Essential questions were, "Can we do new stuff? Or can we do the stuff we already do better with this information," Murphy said.
The imagery and data were helpful, but warning licenses were a sticking point. The data obtained by NASA under the pilot program was through scientific case licenses with limitations on publication.
"Standard scientific collaborations were inhibited by the license agreement," Murphy said. "Being able to share information and collaborate is highly important."
NASA plans to obtain additional data under customary scientific use licenses.

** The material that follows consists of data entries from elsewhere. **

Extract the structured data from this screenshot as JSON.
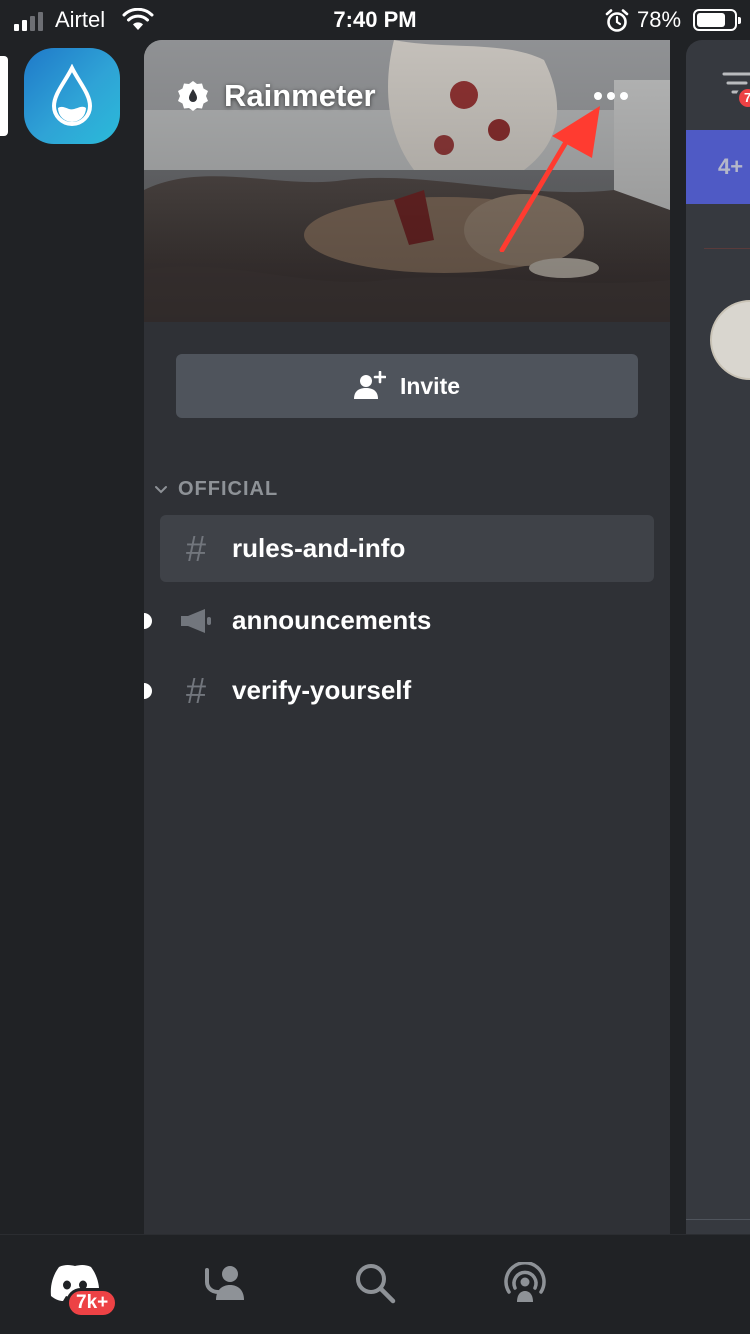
{
  "status_bar": {
    "carrier": "Airtel",
    "time": "7:40 PM",
    "battery_percent": "78%"
  },
  "server": {
    "name": "Rainmeter",
    "icon": "water-drop-icon"
  },
  "invite": {
    "label": "Invite",
    "icon": "add-person-icon"
  },
  "categories": [
    {
      "label": "OFFICIAL",
      "channels": [
        {
          "name": "rules-and-info",
          "type": "text",
          "icon": "hash-icon",
          "selected": true,
          "unread": false
        },
        {
          "name": "announcements",
          "type": "announcement",
          "icon": "megaphone-icon",
          "selected": false,
          "unread": true
        },
        {
          "name": "verify-yourself",
          "type": "text",
          "icon": "hash-icon",
          "selected": false,
          "unread": true
        }
      ]
    }
  ],
  "peek": {
    "band_text": "4+",
    "badge": "7"
  },
  "tabbar": {
    "tabs": [
      {
        "icon": "discord-home-icon",
        "badge": "7k+"
      },
      {
        "icon": "friends-icon"
      },
      {
        "icon": "search-icon"
      },
      {
        "icon": "mentions-icon"
      }
    ]
  },
  "colors": {
    "background": "#202225",
    "panel": "#2f3136",
    "accent": "#5865f2",
    "badge": "#ed4245",
    "annotation_arrow": "#ff3b30"
  }
}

That means NASA is unable to purchase as much data as it could with more restrictive permissions, but the transformation is "necessary both for our ability to manage the interactions with principal investigators and their expectations," Murphy said.
The Commercial Smallsat Data Acquisition program of NASA may bring additional vendors into the process.
"We're going to offer opportunities to on-ramp new vendors continuously," Murphy said. "This will happen every year to year and a half."
Apart from Maxar, Planet, and Spire, Teledyne Brown Engineering is providing Earth imagery and data to NASA from the DLR Earth Sensing Imaging Spectrometer, a hyperspectral imager mounted on the outer part of the International Space Station.
"We've agreed in the last week or so that we're going to have unlimited access to those products for a period about a year and a half, including about 50 percent of the tasking capability," Murphy said.